Opening with the breathy pornographic haze of ‘Dream’, Omnia lopes from a piss-soaked doorway into the inner-city skitter of ‘Scorpion Queen’, a track built on pulsing kick crackle and distant synths. The signs of life are rife, the neon fizz of billboards, rain smattering on the sidewalk as steam rise from grates in the tarmac. There is an urgency in the delivery, the push of evening commuters in a busy tube station. Third track ‘Hand in Throat’ offers the slightest shard of light before a wash of high-contrast desolation wipes it away. It shimmers beneath the lens and is all the more lonely for it. The mid-tempo scrunch and snare of ‘Sphere’ verges on stalker-pop, with it’s subdued creepy melodies. Its brooding voyeuristic sewergaze that slobbers at ankles from behind the grill of a gutter mouth.
Title track ‘Odium’ quickens the pace, a tense chase through caustic alleys, reflections shattered underfoot as feet stomp through puddles. Heavy glitch and chorus squelch reign for the duration. ‘Paralysis’ is pure dropship atmospherics, a hiss of landing hydraulics and lens glare from the blinding spotlights. Onboard the dropship, ‘Zero’ is our soundtrack as we lift-off from the light-speckled city as the AI autopilot cranks. Arpeggios cycle, melodies drift in, occasionally syncing and locking before lurching into the ether. ‘Omni’ takes an near-tribal approach to the beats, patched with dreamy synthscapes that meander the vibrant market stalls and hustling street vendors. It’s an exercise in exploration finished with a lip gloss of kitsch.
In ‘As Foretold’, a voice harkens from the digital realm, the ghost of a virus made by human hands.
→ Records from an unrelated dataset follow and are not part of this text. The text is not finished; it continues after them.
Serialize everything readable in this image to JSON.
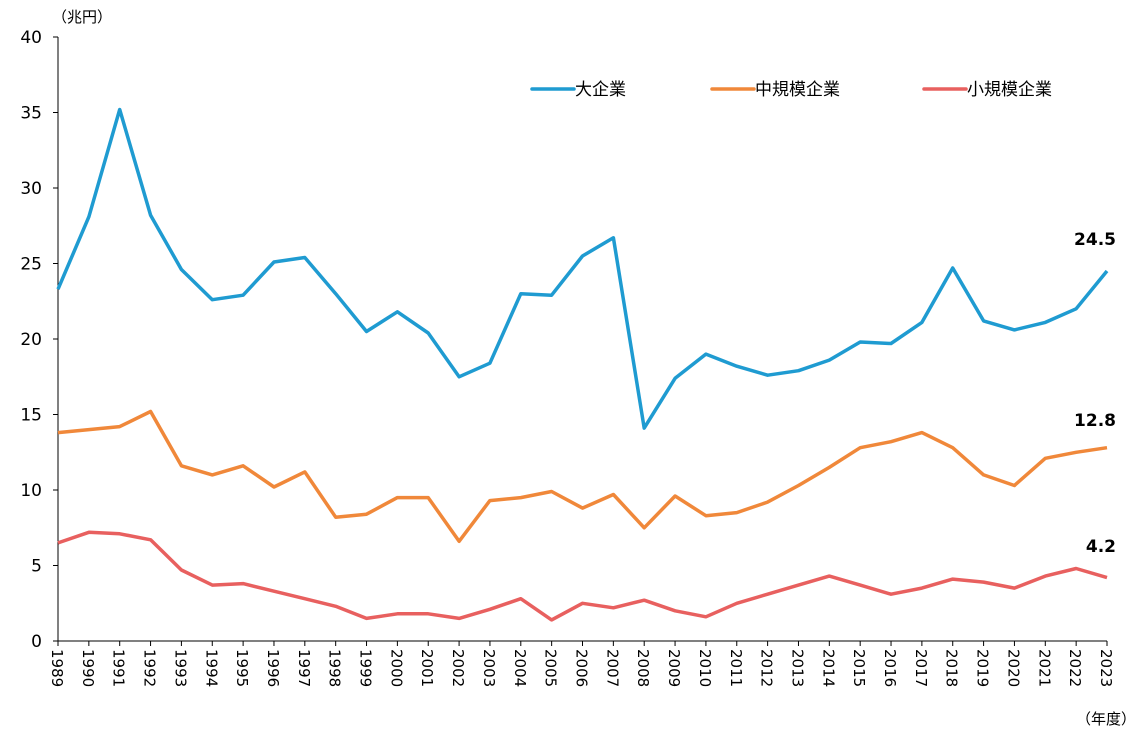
{
  "chart_data": {
    "type": "line",
    "yunit": "（兆円）",
    "xunit": "（年度）",
    "ylim": [
      0,
      40
    ],
    "yticks": [
      0,
      5,
      10,
      15,
      20,
      25,
      30,
      35,
      40
    ],
    "grid": false,
    "legend_position": "top-right",
    "x": [
      1989,
      1990,
      1991,
      1992,
      1993,
      1994,
      1995,
      1996,
      1997,
      1998,
      1999,
      2000,
      2001,
      2002,
      2003,
      2004,
      2005,
      2006,
      2007,
      2008,
      2009,
      2010,
      2011,
      2012,
      2013,
      2014,
      2015,
      2016,
      2017,
      2018,
      2019,
      2020,
      2021,
      2022,
      2023
    ],
    "series": [
      {
        "name": "大企業",
        "color": "#1f9bd1",
        "end_label": "24.5",
        "values": [
          23.3,
          28.1,
          35.2,
          28.2,
          24.6,
          22.6,
          22.9,
          25.1,
          25.4,
          23.0,
          20.5,
          21.8,
          20.4,
          17.5,
          18.4,
          23.0,
          22.9,
          25.5,
          26.7,
          14.1,
          17.4,
          19.0,
          18.2,
          17.6,
          17.9,
          18.6,
          19.8,
          19.7,
          21.1,
          24.7,
          21.2,
          20.6,
          21.1,
          22.0,
          24.5
        ]
      },
      {
        "name": "中規模企業",
        "color": "#f0883a",
        "end_label": "12.8",
        "values": [
          13.8,
          14.0,
          14.2,
          15.2,
          11.6,
          11.0,
          11.6,
          10.2,
          11.2,
          8.2,
          8.4,
          9.5,
          9.5,
          6.6,
          9.3,
          9.5,
          9.9,
          8.8,
          9.7,
          7.5,
          9.6,
          8.3,
          8.5,
          9.2,
          10.3,
          11.5,
          12.8,
          13.2,
          13.8,
          12.8,
          11.0,
          10.3,
          12.1,
          12.5,
          12.8
        ]
      },
      {
        "name": "小規模企業",
        "color": "#e8605f",
        "end_label": "4.2",
        "values": [
          6.5,
          7.2,
          7.1,
          6.7,
          4.7,
          3.7,
          3.8,
          3.3,
          2.8,
          2.3,
          1.5,
          1.8,
          1.8,
          1.5,
          2.1,
          2.8,
          1.4,
          2.5,
          2.2,
          2.7,
          2.0,
          1.6,
          2.5,
          3.1,
          3.7,
          4.3,
          3.7,
          3.1,
          3.5,
          4.1,
          3.9,
          3.5,
          4.3,
          4.8,
          4.2
        ]
      }
    ]
  }
}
It treads a path of melancholy along a quarantined server highway. By way of contrast, ‘Requiem’ is the skitter and glitch of a singularity, but alarms blare as the cranial interface begins to fail. Senses are lost to harsh neural hammering, firing through endless interconnected networks. ‘Restore’ opens with clinical ambience, shifting from number crunch neuro-administration to the beginnings of the mind upload.This is the sound of the search for digital enlightenment, but somewhere apprehension lingers. Finally, ‘Awake’ acts as an epitaph of sorts as we drift away from the city, the body and the physical, and head deep into a vapour of ones and zeroes.
Given the immersive nature of the album (and HKE’s own philosophical musings on the subject), it only felt right to review Omnia as an experience. It’s 43 minutes of carefully paced adventure that evokes stark images of a spectral future that begs exploration. This is music for hackers, fixers, dreamers and outcasts. Listeners craving an expansive and moody sensory experience are well advised to seek this out.
Omnia is out now on the Olde English Spelling Bee label and available as digital download or CD. The physical version comes with a bonus DVD featuring 2 hours of mystery audiovisual content. Curious. Welcome to the hardvapor revolution.